An alternator won't charge at its rated current, unless there is a very
low load on it.  In your example of the 90A alternator, the alternator
is about 35% efficient.  That means 90*12=1080w is the output.  To look
at the power to drive that, we get 1080/.35=3085Watts.  There is a small
fixed loss of the alternator due to bearing wear, and pulley
inefficiency and other mechanical things.  But looking at the 3085 Watt
number to get horsepower, you divide that by 745.7, and you arrive at
4.1 horsepower.
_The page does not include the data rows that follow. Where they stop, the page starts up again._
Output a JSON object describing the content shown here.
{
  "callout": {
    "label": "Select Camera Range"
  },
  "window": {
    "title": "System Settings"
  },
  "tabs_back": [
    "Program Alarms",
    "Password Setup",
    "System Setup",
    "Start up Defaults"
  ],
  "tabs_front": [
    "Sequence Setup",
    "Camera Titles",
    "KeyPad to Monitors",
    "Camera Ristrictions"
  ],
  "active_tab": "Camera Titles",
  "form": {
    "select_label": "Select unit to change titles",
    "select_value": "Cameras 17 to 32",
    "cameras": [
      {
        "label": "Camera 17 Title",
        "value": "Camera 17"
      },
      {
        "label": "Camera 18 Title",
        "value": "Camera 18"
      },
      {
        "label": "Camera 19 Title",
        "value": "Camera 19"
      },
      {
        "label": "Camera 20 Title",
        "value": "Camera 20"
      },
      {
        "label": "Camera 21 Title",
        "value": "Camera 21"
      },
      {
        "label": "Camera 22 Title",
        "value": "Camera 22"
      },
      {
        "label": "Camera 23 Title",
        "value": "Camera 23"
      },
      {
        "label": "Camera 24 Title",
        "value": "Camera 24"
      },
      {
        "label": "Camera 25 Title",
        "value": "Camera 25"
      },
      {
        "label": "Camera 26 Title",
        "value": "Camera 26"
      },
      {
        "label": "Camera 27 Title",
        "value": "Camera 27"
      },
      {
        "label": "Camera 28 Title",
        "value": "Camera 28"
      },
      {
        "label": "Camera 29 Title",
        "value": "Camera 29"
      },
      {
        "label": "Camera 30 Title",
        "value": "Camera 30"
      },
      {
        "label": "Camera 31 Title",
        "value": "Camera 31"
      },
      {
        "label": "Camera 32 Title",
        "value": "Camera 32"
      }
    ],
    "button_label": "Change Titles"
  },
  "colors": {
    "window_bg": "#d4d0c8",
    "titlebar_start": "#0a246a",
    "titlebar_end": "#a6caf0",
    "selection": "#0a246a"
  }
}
A car battery is typically about 120AH rated, and given
normal charge states, you can recharge that with a current of 12 A.  To
get to 90A, something would be radically wrong with the battery or cars
wiring system.  If the battery were shorted, then you could easily get
to 90A or more.  But in that case, you would probably notice a LOT of
heat on the cables.  If you attempted to start the car, depending on the
engine, you might need up to 400A to run the starter.  A typical
alternator will not start a car.

As to the horsepower savings through the efforts used in the race car,
minimizing the batter would save more in weight than anything else.  The
alternator although 35% efficient, if the battery is charged, the
alternator is essentially just running the car.  If you lowered the
alternator below about 6 or 7A, you would be running the car on the
battery (typically a car battery just starts the car, and the alternator
carries the load).  I would think that you ran the risk of the car
battery going flat and ending the race.  If not, you were probably
running a sprint car on a short track and short races.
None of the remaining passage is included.